In a time of increasing pressure on resources, every college is exploring ways to improve its cost effectiveness. National policy advice continues to nudge colleges towards investing in Shared Service solutions, and yet most colleges are reluctant to give up sovereignty of their support service functions.
But to quote the strap line of a major high street bank: there is another way! Some recent data analysis work has been undertaken to support colleges who wish to improve their cost effectiveness through business process reengineering.
The work stemmed from an analysis of sector benchmarking cost data and recasting the data on a transactional cost basis. This approach seeks to identify how much it costs each college to run its support services, for example its finance function; or HR service; or MIS based on the key driver of that cost area.
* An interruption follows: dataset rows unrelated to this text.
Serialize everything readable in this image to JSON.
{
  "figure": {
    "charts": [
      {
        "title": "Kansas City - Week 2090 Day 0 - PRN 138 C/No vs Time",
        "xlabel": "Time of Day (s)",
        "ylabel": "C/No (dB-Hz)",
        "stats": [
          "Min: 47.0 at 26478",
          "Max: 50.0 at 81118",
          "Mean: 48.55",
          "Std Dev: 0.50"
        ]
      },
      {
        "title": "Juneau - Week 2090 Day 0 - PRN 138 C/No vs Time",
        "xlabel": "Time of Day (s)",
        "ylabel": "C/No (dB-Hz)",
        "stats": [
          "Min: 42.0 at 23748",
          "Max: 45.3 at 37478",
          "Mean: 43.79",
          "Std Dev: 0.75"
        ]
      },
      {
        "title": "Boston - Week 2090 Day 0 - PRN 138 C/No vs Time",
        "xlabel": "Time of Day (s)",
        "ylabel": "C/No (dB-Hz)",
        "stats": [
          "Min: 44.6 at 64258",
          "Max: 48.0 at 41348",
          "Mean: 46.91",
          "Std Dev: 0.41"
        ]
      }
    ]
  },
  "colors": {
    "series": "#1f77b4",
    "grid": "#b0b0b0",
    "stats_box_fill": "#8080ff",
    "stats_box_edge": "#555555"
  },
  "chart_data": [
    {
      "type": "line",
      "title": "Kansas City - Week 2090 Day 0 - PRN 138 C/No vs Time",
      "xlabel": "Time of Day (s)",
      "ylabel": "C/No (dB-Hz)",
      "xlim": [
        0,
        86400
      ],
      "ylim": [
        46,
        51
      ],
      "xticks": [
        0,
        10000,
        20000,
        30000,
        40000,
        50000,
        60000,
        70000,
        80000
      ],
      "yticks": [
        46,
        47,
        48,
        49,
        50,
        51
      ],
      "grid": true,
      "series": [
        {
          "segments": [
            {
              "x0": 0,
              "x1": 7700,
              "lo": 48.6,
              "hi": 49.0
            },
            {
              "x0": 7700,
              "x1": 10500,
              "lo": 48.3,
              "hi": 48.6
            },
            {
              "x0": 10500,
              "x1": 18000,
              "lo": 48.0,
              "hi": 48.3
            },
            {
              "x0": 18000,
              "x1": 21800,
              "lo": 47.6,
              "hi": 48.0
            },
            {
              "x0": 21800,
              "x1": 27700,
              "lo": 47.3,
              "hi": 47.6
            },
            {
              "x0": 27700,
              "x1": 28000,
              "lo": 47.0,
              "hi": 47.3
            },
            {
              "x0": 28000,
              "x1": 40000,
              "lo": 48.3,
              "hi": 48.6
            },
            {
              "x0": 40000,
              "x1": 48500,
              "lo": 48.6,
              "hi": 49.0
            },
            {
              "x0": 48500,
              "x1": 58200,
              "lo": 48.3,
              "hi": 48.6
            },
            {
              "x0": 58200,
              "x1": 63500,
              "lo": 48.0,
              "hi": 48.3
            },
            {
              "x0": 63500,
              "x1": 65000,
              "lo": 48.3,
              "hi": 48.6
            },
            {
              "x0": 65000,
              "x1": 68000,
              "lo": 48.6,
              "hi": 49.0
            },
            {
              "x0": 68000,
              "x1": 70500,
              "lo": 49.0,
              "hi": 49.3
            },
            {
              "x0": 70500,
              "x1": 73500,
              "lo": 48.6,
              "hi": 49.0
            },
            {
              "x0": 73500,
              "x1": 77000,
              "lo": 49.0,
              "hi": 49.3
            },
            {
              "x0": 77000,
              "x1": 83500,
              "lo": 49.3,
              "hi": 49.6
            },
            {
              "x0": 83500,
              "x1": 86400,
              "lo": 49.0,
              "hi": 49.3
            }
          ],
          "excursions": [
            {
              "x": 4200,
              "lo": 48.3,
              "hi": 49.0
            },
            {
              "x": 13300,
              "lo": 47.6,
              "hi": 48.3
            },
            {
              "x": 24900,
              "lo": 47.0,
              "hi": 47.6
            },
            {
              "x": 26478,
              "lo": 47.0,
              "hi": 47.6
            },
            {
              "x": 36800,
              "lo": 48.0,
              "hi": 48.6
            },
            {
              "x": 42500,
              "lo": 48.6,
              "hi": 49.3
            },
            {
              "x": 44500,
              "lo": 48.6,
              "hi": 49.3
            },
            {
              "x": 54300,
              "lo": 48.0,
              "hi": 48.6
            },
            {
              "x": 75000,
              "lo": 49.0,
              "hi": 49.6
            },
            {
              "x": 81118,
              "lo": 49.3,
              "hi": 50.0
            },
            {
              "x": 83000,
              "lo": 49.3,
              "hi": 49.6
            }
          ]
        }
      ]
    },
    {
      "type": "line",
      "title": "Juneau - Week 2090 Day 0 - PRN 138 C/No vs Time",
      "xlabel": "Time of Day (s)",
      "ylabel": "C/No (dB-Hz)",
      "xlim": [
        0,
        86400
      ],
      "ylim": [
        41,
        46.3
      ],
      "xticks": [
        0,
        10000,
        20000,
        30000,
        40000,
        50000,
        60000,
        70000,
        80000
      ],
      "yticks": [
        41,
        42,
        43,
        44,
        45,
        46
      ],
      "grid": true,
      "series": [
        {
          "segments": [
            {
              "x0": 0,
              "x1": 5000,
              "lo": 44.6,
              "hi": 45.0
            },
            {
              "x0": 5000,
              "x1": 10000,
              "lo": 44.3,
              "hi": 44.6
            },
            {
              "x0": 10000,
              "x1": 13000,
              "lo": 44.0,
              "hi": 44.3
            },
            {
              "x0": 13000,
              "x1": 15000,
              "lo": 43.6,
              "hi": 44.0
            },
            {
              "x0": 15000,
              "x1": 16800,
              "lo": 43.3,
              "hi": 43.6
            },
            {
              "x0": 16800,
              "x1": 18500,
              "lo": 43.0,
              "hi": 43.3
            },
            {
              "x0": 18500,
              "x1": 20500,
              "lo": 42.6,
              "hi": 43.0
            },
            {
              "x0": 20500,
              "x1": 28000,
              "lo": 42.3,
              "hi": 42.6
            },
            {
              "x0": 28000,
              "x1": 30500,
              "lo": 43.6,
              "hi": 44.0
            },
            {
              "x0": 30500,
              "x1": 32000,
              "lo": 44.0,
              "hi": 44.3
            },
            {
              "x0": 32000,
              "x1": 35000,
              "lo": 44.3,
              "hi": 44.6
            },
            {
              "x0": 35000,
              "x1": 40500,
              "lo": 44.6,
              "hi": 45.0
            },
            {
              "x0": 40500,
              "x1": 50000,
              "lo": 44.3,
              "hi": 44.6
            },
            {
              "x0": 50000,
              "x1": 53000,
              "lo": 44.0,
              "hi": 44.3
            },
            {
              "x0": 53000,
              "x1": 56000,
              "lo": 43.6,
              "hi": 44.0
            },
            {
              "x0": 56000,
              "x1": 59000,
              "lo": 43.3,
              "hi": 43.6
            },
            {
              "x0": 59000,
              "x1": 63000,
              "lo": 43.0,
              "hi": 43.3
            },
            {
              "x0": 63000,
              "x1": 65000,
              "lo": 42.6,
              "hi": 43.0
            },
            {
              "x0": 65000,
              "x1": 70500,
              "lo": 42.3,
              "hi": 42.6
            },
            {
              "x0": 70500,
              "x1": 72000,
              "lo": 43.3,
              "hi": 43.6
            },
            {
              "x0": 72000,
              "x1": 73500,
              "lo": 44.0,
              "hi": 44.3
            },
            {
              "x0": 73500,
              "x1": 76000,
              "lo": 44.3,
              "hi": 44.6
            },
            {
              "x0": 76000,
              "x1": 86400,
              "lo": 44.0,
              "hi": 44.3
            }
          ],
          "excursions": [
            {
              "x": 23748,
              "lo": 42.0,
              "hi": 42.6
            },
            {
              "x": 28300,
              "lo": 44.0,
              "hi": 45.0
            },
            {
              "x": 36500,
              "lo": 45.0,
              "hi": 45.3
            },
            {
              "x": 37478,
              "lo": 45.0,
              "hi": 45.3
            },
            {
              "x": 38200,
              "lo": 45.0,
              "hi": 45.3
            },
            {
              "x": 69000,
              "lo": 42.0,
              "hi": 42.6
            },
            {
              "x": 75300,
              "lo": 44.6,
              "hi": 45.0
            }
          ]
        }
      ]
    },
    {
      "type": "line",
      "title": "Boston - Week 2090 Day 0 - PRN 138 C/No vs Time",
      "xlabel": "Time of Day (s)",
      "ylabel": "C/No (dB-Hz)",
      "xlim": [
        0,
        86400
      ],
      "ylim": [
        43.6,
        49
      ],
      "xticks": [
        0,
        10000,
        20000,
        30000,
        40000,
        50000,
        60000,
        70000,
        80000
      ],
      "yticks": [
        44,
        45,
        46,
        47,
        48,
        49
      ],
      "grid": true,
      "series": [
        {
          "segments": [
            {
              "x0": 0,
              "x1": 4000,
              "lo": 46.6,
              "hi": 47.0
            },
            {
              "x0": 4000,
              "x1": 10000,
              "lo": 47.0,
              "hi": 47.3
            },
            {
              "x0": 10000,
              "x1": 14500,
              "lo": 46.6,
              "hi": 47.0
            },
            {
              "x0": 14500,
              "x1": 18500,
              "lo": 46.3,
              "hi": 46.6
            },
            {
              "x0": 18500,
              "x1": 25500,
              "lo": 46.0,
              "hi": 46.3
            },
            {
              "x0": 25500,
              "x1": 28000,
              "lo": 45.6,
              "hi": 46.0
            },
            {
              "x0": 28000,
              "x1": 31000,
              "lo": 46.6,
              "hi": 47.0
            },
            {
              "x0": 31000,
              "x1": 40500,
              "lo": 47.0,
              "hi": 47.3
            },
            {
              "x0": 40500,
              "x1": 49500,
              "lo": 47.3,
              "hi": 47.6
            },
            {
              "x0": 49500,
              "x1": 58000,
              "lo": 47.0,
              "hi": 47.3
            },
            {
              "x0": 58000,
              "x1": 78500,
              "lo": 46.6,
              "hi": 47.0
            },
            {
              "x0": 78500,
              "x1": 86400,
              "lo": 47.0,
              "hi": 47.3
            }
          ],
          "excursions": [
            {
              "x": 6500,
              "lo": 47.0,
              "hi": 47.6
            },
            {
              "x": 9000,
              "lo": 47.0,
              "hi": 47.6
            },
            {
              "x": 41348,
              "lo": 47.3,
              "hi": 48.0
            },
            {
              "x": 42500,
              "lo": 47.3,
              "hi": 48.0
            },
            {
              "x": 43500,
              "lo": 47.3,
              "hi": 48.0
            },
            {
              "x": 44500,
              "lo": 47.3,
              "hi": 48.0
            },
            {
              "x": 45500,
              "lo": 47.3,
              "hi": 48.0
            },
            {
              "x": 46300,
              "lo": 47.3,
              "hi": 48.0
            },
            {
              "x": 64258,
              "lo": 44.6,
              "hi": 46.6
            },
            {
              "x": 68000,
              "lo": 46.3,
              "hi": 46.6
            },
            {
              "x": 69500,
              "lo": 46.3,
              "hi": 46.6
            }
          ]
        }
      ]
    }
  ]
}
One such “cost-driver” might be MIS cost per student.
The research results show that some colleges spend three times as much as others on running their MIS function. And some spend three times as much on their finance function, and others three times as much on their HR function.
Even more surprising is that the lowest cost functions are to be found in ‘Outstanding’ colleges as measured by Ofsted. One of the highlights of the research is shown in the chart below.
The chart below shows the wide range of expenditure levels per learner, when assessing the ‘transactional’ cost of the MIS function by establishing the cost per learner. The wide range of costs is similar if you were to consider the transactional cost ‘per enrolment’ rather than ‘per learner’; though most colleges believe that the key driver of MIS costs is the learner.
And to confirm the earlier comment about quality of service, this is what the Inspection Report of College 2 in the above chart said about the quality of data and MIS at College 2 which is an ‘outstanding’ college as judged by Ofsted:
“Data are accurate and accessible. Staff at all levels are able to access very detailed and useful information with which to judge the progress and outcomes of their courses. The performance management of staff is equally effective.”
The wide range of costs in the chart means that there is potential for average savings of some 60 per cent in MIS costs if all the other colleges were to structure their MIS function in line with College 2.
In cash terms the research shows an average cost benefit per college of circa £500,000. And at the lowest quartile there would still be potential savings opportunities of some 33 per cent representing £250k per college. This suggests that there are significant opportunities for colleges to reduce some of their back office costs without moving to a shared service solution.
Do you know what the transactional cost of your MIS function is (or any other support function) or how it compares to those of other colleges? Maybe a transactional cost analysis of your support functions would be a good place to start when considering the challenges of next year’s allocation.